Beth Camp Historical Fiction

Friday, November 06, 2015

Winter Crossings

This month's project to use NaNoWriMo to finish the draft of Rivers of Stone has meant some rethinking of the overall structure of the story and the emotional journey of my key characters. 

I've been intrigued by this process and am just now working on that winter crossing of the Rocky Mountains. Surprisingly, as I'm writing about Cat's journey from York Factory in Upper Manitoba to Fort Vancouver along the Columbia in Washington State, the story happens to be set just about now, early November. 

In the section I'm working on, it's 1846, and Cat, disguised as a young, male clerk, travels with a fur brigade over the Athabasca Pass to Boat Encampment. 

Once they've successfully reached Boat Encampment, that place where the Wood River meets the Columbia, they must have felt a tremendous sense of relief, as they were greeted by the men from Fort Vancouver, hot fires, and finally enough food to eat. 


Boat Encampment. View from Fred Laing Ridge of the confluence of the Canoe (from upper left), Wood (from upper right), and Columbia (centre right) rivers in 1947 (Rey Marr, 1947 Whyte Museum of the Canadian Rockies) and in 2010 (Source: CW-201007-11-042). 

Paul Kane painted a quick sketch of the campgrounds at Boat Encampment on September 22, 1847:

'Boat Encampment' by Canadian artist Paul Kane. Painted while travelling with a HBCo fur brigade - Sept 22, 1847, Kane with canoe brigade up the Columbia River and arrived on October 10 at Boat Encampment. [near Rockies on Alberta/BC border] They waited until horse trek from Jasper arrived. Then they switched, the horse team taking over the canoes. They managed to bring all 56 horses safely and without loss to Jasper's House [Alberta]. Pinterest by RobinBodnaruk.

But a nasty, nearly 1,200 mile journey down the Columbia River awaits them, past the long series of rapids at what is now The Dalles and the notorious Big Eddy, a massive whirlpool that claimed many lives in that time when the river was the primary (and most efficient) mode of transport. Perhaps the brigade was inured to further challenges. 

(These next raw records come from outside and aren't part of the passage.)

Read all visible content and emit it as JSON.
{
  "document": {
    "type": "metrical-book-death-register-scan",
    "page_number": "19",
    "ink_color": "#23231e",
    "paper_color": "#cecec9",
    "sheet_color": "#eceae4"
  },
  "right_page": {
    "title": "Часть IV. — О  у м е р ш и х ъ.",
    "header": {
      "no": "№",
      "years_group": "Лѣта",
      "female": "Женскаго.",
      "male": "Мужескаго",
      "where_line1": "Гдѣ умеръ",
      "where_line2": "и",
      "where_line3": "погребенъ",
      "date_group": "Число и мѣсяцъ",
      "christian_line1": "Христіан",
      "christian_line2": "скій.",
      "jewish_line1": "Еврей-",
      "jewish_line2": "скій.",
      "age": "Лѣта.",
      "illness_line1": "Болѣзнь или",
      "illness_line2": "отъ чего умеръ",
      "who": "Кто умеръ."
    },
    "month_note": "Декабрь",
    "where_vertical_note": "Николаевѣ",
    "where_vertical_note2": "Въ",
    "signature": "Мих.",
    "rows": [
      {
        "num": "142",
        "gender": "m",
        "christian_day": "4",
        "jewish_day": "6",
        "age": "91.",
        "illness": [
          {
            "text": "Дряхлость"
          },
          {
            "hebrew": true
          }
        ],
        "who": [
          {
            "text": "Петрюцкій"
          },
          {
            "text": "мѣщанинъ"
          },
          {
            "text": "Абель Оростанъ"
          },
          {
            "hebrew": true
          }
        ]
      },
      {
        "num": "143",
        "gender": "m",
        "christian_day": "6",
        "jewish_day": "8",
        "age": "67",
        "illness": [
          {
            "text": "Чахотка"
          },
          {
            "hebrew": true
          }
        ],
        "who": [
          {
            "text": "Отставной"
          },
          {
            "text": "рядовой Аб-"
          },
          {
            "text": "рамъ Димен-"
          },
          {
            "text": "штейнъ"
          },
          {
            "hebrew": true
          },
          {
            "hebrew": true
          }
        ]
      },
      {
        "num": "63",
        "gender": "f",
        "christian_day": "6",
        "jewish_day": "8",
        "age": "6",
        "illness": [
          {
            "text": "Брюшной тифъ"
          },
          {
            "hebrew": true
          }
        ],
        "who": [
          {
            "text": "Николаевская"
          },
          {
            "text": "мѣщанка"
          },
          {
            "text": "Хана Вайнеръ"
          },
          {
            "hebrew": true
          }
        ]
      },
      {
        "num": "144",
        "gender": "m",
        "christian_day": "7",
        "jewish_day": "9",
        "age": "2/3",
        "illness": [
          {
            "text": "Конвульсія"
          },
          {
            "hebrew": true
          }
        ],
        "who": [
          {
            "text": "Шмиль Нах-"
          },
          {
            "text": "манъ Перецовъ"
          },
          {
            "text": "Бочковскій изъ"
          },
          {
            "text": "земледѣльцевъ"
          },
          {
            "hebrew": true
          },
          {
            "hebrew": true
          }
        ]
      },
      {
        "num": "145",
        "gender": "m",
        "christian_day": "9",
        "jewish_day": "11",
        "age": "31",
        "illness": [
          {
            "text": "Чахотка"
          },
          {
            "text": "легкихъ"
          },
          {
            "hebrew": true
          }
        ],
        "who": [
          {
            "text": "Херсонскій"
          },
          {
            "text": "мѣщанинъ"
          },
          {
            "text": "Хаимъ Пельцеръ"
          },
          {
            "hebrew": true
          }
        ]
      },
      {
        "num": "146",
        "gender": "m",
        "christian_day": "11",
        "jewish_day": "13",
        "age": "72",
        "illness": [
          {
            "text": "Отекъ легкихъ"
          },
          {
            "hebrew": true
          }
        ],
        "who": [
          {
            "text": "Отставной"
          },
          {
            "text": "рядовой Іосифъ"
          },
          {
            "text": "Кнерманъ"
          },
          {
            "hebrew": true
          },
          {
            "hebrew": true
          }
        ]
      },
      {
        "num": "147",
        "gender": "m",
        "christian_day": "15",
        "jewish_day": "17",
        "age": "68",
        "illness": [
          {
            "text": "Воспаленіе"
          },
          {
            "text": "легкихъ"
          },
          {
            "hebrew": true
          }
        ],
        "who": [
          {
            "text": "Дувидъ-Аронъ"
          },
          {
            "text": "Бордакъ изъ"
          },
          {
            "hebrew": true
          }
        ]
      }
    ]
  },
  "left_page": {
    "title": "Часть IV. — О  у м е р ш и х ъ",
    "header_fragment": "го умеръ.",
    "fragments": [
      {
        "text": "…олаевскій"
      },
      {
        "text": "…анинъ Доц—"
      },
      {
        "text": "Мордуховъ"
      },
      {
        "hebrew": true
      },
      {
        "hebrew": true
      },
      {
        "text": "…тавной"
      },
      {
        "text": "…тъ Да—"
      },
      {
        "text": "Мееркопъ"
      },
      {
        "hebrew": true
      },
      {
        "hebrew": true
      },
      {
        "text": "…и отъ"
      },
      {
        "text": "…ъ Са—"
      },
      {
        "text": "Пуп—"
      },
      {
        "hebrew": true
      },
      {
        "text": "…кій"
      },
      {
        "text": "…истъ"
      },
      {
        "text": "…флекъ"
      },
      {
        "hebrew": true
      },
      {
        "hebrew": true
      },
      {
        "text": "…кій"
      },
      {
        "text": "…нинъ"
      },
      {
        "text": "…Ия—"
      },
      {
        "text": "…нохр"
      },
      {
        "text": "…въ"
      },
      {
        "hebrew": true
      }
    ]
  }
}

But I still remember skirting a massive whirlpool when white water river-rafting on the Snake and Salmon Rivers. Our boat, just a little larger than a canoe, came within a few feet of the whirlpool, close enough for me to stare into the deep green swirling center. Our guide said if we got caught in the whirlpool, our bodies would not come up until spring. 

I do cherish that experience on these two rivers, for I learned to read the river -- which sections required portage and which V-shaped waves predicted safe journey ahead.

Yesterday, it snowed here in Spokane, just a light sprinkling to remind us that winter closes in. But in the mountains north of here, the real snow begins. I'm happy to bring Cat down out of the mountains and closer to her journey's end.